“Mi accorgevo di avere la pelle d’oca. Senza una ragione, dato che non avevo freddo. Era forse passato un fantasma su di noi? No, era stata la poesia. Una scintilla si era staccata dal poeta e mi aveva dato una scossa gelida. Avevo voglia di piangere; mi sentivo molto strana.Avevo scoperto un nuovo modo di essere felice.” (Sylvia Plath)
martedì 29 agosto 2017
La sedia della felicità di Carlo Mazzacurati. 2014
L'intellettuale e colto Carlo Mazzacurati ci manca molto.
E dopo un mese di vacanze estive, torno ad aggiornare il blog con il suo ultimo film.
c'è un tesoro, accuratamente nascosto nell'imbottitura di un'orrenda sedia zebrata dalla galeotta madre di un celebre bandito , la morente Katia Ricciarelli. La vecchia signora, infatti, non gode di buona salute e infatti spira in carcere, con le unghie smaltate a mezzo e tra le braccia di un'estetista, non senza averle rivelato in punto di morte l'insolita ubicazione del malloppo.
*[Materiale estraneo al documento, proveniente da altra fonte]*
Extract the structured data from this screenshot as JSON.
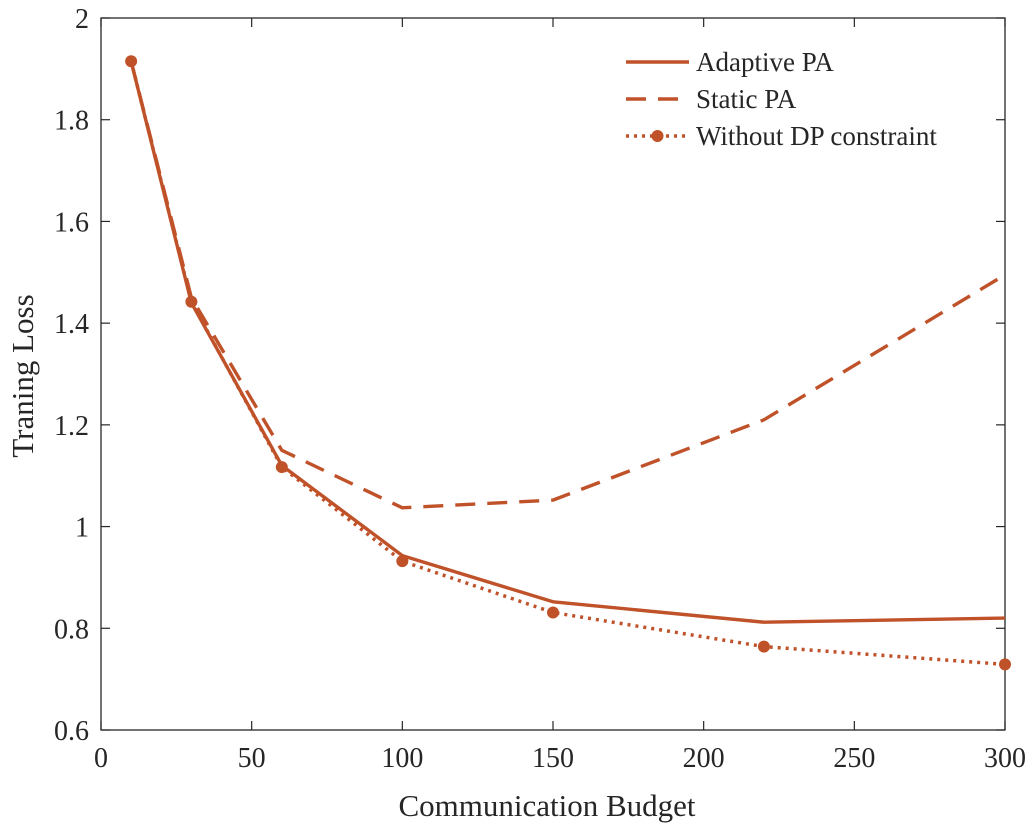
{
  "chart_data": {
    "type": "line",
    "title": "",
    "xlabel": "Communication Budget",
    "ylabel": "Traning Loss",
    "xlim": [
      0,
      300
    ],
    "ylim": [
      0.6,
      2
    ],
    "xticks": [
      0,
      50,
      100,
      150,
      200,
      250,
      300
    ],
    "yticks": [
      0.6,
      0.8,
      1,
      1.2,
      1.4,
      1.6,
      1.8,
      2
    ],
    "xtick_labels": [
      "0",
      "50",
      "100",
      "150",
      "200",
      "250",
      "300"
    ],
    "ytick_labels": [
      "0.6",
      "0.8",
      "1",
      "1.2",
      "1.4",
      "1.6",
      "1.8",
      "2"
    ],
    "grid": false,
    "legend_position": "top-right",
    "line_color": "#c0522a",
    "series": [
      {
        "name": "Adaptive PA",
        "style": "solid",
        "marker": "none",
        "x": [
          10,
          30,
          60,
          100,
          150,
          220,
          300
        ],
        "y": [
          1.915,
          1.44,
          1.12,
          0.943,
          0.852,
          0.812,
          0.82
        ]
      },
      {
        "name": "Static PA",
        "style": "dashed",
        "marker": "none",
        "x": [
          10,
          30,
          60,
          100,
          150,
          220,
          300
        ],
        "y": [
          1.915,
          1.45,
          1.15,
          1.037,
          1.052,
          1.21,
          1.495
        ]
      },
      {
        "name": "Without DP constraint",
        "style": "dotted",
        "marker": "circle",
        "x": [
          10,
          30,
          60,
          100,
          150,
          220,
          300
        ],
        "y": [
          1.915,
          1.442,
          1.117,
          0.932,
          0.831,
          0.764,
          0.729
        ]
      }
    ]
  }
}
Inutile dire quanto il bottino farebbe comodo alla donzella, vessata com'è dalle pressanti richieste di un buzzurro creditore, interpretato dal mitico Natalino Balasso, a capo di una squadra di pignoramento rumena e sempre sul piede di guerra - "Bucarest 1, irruzione!"
Peccato che un'asta giudiziaria abbia disperso per il Veneto i beni della defunta, costringendo l'intraprendente estetista, soccorsa dallo spelacchiato tatuatore del negozio di fronte, cui l'umanesimo sincero e sottilmente comico di Valerio Mastandrea dona straordinaria autenticità, a una vera e propria caccia al tesoro on the road, complicata dall'irrompere in scena di un insolito pretaccio interpretato da Giuseppe Battiston, dai nobili ideali (forse), ma dalle ambizioni più che terrene.la felicità forse non si nasconde in uno scrigno colmo di gioielli: più probabilmente sta negli affetti, nella solidarietà, nell’amicizia, nell’amore. Possiamo passare dai capodogli dell'Oceano agli orsi delle Dolomiti e trovarla improvvisamente nel silenzio più vicino al cielo,avere fiducia nella vita proprio mentre la sua se ne sta andando. Radici russe per una fiaba veneta che mette a valore la sua ironia, la sua voglia di allegria, il suo colto umorismo. Restituendoci l’aria più pulita del nordest ci suggerisce che se esiste un Paradiso degli Orsi è lì che, se vorremo, potremo andare a trovarlo.